Ancak bu mahkemenin getirdiği 15 yerine 20 yıllık zamanaşımı kararı da doldu, savcılık ikinci kez takipsizlik kararı verdi.
Savcılığın 16 Mayıs 2014 tarihli takipsizlik kararında şu ifadeler yer aldı:
“...Maktulün olay günü Diyarbahr-Ergani karayolunun 45. km'sinde öldürülmüş olarak bulunduğu, olayın faillerinin bugüne kadar bulunamadığı, olaya ilişkin zamanaşımı süresinin 765 sayılı yasanın 450/7-8-9 ve 102/1 maddeleri uyarınca 20 yıl olduğu, zamanaşımı süresinin 9/5/2014 tarihinde dolmuş olduğu, zamanaşımını kesen veya durduran bir işlemin yapılmadığı mevcut delillerden anlaşılmıştır.”
Maşallah Güzelsoy’un takipsizliğe itirazı, Batman 1. Ağır Ceza Mahkemesince reddedildi. Güzelsoy bunun üzerine Anayasa Mahkemesine başvurdu.
Bakanlık: Soruşturma yapılmamış
Anayasa Mahkemesi’nin bugün Resmi Gazete’de yayınlanan 18 Mayıs 2016 tarihli kararında, Maşallah Güzelsoy’un başvurusunun, Anayasa’nın 17. maddesinde güvence altına alınan yaşam hakkı kapsamında olduğunu değerlendirdi.
Bakanlık da görüşünde, “soruşturmada bir araştırma yapılmadan gerçekleşen zamanaşımı nedeniyle kovuşturmaya yer olmadığına dair karar verilmesinin devletin yaşam hakkını koruma bağlamında sahip olduğu usul yükümlülüğüne uyarlığı konusundaki takdirin Anayasa Mahkemesine ait olduğunu” ifade etti.

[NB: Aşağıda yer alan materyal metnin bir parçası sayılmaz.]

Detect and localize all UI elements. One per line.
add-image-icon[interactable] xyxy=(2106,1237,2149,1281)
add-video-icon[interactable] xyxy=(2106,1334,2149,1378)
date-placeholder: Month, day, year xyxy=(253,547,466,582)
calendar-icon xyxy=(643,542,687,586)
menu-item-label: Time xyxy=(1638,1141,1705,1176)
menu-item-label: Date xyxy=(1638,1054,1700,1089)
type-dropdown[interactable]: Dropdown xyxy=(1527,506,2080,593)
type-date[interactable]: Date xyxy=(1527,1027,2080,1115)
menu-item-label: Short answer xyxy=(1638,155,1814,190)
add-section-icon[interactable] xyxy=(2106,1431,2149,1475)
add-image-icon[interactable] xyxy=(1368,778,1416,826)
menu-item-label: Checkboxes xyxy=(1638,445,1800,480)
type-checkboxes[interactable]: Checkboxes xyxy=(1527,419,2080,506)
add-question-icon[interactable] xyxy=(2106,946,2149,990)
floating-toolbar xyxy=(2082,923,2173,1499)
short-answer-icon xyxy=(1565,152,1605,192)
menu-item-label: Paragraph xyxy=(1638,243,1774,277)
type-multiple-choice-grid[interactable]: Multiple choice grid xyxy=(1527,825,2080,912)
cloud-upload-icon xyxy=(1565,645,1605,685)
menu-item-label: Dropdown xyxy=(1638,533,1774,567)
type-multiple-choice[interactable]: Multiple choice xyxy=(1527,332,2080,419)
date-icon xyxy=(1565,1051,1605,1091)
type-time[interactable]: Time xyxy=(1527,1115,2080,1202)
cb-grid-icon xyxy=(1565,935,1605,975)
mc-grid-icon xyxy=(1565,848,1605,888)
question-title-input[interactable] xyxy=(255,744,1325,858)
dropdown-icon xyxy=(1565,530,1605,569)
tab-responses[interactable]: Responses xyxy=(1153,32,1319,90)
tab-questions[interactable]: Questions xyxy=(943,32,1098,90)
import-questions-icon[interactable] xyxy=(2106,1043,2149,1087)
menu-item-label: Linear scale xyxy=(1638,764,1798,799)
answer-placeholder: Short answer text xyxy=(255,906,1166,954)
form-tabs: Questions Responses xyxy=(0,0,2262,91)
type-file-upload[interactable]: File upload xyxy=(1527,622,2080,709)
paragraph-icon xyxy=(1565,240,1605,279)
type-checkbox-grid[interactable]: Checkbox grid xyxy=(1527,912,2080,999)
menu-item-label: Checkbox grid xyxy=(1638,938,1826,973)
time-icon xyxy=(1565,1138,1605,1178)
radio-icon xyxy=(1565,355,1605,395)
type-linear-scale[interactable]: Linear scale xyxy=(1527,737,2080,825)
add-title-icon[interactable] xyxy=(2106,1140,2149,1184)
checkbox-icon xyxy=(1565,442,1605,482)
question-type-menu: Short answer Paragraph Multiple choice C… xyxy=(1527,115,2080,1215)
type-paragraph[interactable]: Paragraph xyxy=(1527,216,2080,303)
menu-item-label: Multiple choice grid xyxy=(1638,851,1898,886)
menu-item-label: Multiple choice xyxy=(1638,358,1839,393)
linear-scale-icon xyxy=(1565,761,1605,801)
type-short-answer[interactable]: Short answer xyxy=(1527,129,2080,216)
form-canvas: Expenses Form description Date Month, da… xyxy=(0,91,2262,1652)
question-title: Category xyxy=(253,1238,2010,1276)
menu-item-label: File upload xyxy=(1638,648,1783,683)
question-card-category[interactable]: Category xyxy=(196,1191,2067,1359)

AYM: Cezasızlığın önüne geçilmeli
Faillerin belirlenmesi için somut bir işlem yürütülmediğini ifade edildiği kararda, “cezasızlığın önüne geçilmesi” vurgusu yapıldı:
“Soruşturmada ve soruşturmanın devamında yapılan kovuşturmada yetkililerin hızlı hareket etmeleri, yaşanan olayların daha sağlıklı bir şekilde aydınlatılabilmesi, kişilerin hukukun üstünlüğüne olan bağlılığını sürdürmesi ve hukuka aykırı eylemlere hoşgörü gösterildiği ya da kayıtsız kalındığı görünümü verilmesinin engellenmesi açısından kritik bir öneme sahiptir.”
“Yetkili makamlar tarafından olayı aydınlatmaya yönelik [ifadelerin alınmasından başka] bir işlem yapıldığına dair bir bilgi veya belgenin de bulunmadığı görülmektedir.”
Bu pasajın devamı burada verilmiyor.